The American Veterinary Medical Association (AVMA) supports the legislative process and the use of appropriately constituted expert bodies to establish public policy on animal welfare. Government appointed standard-setting or advisory bodies should strive for continual improvement of animal care systems through comprehensive evaluations based on sound science, with appropriate consideration for the practical implementation of their recommendations and societal preferences regarding animal use. Standard-setting bodies, and related public policy, should preferably be established through legislative and regulatory processes, which include opportunities for appropriate stakeholder engagement.
The AVMA recognizes the value of ballot initiatives, which can provide an important opportunity for direct public engagement however AVMA does have reservations with using ballot initiatives to establish public policy on issues of animal welfare in that such issues often do not lend themselves to "yes" or "no" answers. Ballot initiatives have significant challenges in addressing complex issues (e.g., setting animal care standards) in that they can be narrow in their mechanism of effect, and , and offer limited opportunities for comprehensive expert input prior to determination by the voting public.
Representation on standard-setting bodies established via legislative and regulatory processes should be well-balanced, both in technical expertise and viewpoint.
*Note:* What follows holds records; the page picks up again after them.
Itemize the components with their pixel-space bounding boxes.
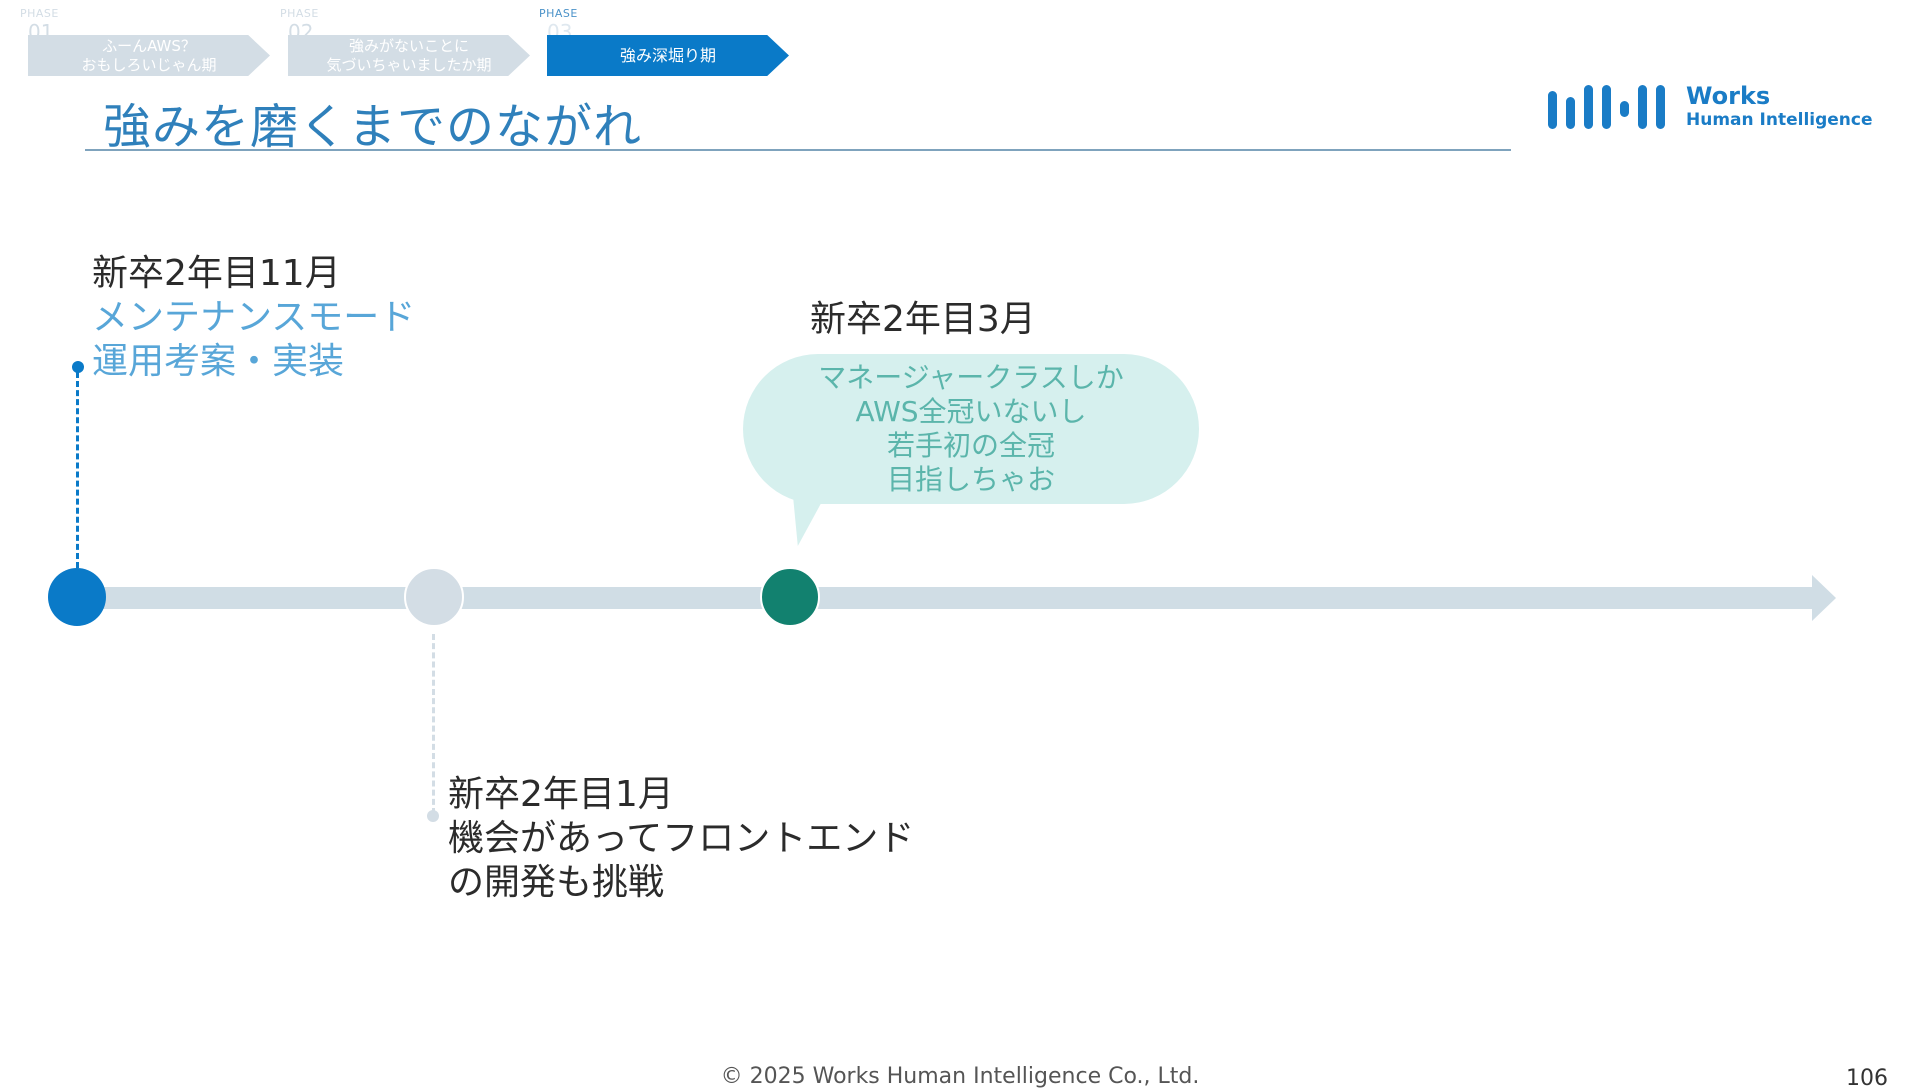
timeline-arrow-icon xyxy=(1812,575,1836,621)
phase-label: PHASE xyxy=(20,7,59,20)
phase-title-line1: 強み深堀り期 xyxy=(619,46,716,65)
phase-label: PHASE xyxy=(280,7,319,20)
logo-wordmark: Works xyxy=(1686,82,1771,110)
phase-title-line1: 強みがないことに xyxy=(348,36,469,55)
event-march: 新卒2年目3月 xyxy=(810,298,1036,342)
phase-chevron: 強み深堀り期 xyxy=(547,35,789,76)
timeline-node-1 xyxy=(48,568,106,626)
bubble-line: AWS全冠いないし xyxy=(855,395,1087,428)
phase-chevron: 強みがないことに 気づいちゃいましたか期 xyxy=(288,35,530,76)
timeline-track xyxy=(77,587,1817,609)
logo-subtitle: Human Intelligence xyxy=(1686,110,1873,130)
bubble-line: マネージャークラスしか xyxy=(818,361,1124,394)
event-line2: の開発も挑戦 xyxy=(448,862,665,903)
connector-line-1 xyxy=(76,372,79,568)
connector-dot-1 xyxy=(72,361,84,373)
speech-bubble: マネージャークラスしか AWS全冠いないし 若手初の全冠 目指しちゃお xyxy=(743,354,1199,504)
timeline-node-3 xyxy=(760,567,820,627)
phase-label: PHASE xyxy=(539,7,578,20)
copyright-footer: © 2025 Works Human Intelligence Co., Ltd… xyxy=(720,1064,1200,1089)
page-number: 106 xyxy=(1846,1066,1888,1091)
event-line2: 運用考案・実装 xyxy=(92,341,345,382)
event-november: 新卒2年目11月 メンテナンスモード 運用考案・実装 xyxy=(92,252,415,384)
company-logo: Works Human Intelligence xyxy=(1548,80,1878,136)
phase-title-line2: おもしろいじゃん期 xyxy=(81,55,217,74)
title-underline xyxy=(85,149,1511,151)
connector-dot-2 xyxy=(427,810,439,822)
timeline-node-2 xyxy=(404,567,464,627)
event-date: 新卒2年目3月 xyxy=(810,299,1036,340)
slide: PHASE 01 ふーんAWS？ おもしろいじゃん期 PHASE 02 強みがな… xyxy=(0,0,1920,1091)
phase-title-line2: 気づいちゃいましたか期 xyxy=(326,55,492,74)
event-line1: 機会があってフロントエンド xyxy=(448,818,915,859)
event-date: 新卒2年目11月 xyxy=(92,253,341,294)
bubble-line: 若手初の全冠 xyxy=(886,429,1055,462)
event-date: 新卒2年目1月 xyxy=(448,774,674,815)
phase-chevron: ふーんAWS？ おもしろいじゃん期 xyxy=(28,35,270,76)
page-title: 強みを磨くまでのながれ xyxy=(103,99,643,155)
bubble-line: 目指しちゃお xyxy=(886,463,1055,496)
event-january: 新卒2年目1月 機会があってフロントエンド の開発も挑戦 xyxy=(448,773,914,905)
event-line1: メンテナンスモード xyxy=(92,297,416,338)
phase-title-line1: ふーんAWS？ xyxy=(102,36,196,55)
connector-line-2 xyxy=(432,634,435,814)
Balance is essential to ensure good outcomes for animal care and to achieve public acceptability and support.Technical expertise on standard-setting bodies allows animal care decisions to be made that appropriately address the variety of factors impacting animal well being, including access to quality food and water in appropriate amounts; protection of animals from disease, injury, predators, and adverse environmental conditions; provision of sufficient space and opportunity to allow animals to perform necessary species-typical behaviors; proper handling and transportation; and, when needed, timely euthanasia. As animal care experts, veterinarians and animal welfare scientists bring to the table not only their technical understanding of animals' physical and mental needs, but also an appropriate focus on balancing those needs with animal use practicalities and public expectations. Veterinarians and animal welfare scientists, have been professionally trained to responsibly advance animal care, and should thereby be given substantial opportunity for representation.Varying constituencies and viewpoints should have representation on standard-setting bodies, to facilitate a complete discourse of pertinent issues. In addition to veterinarians and animal welfare scientists membership should include practical expertise from the animal use industries, as well as individuals representing animal protection groups and the general public.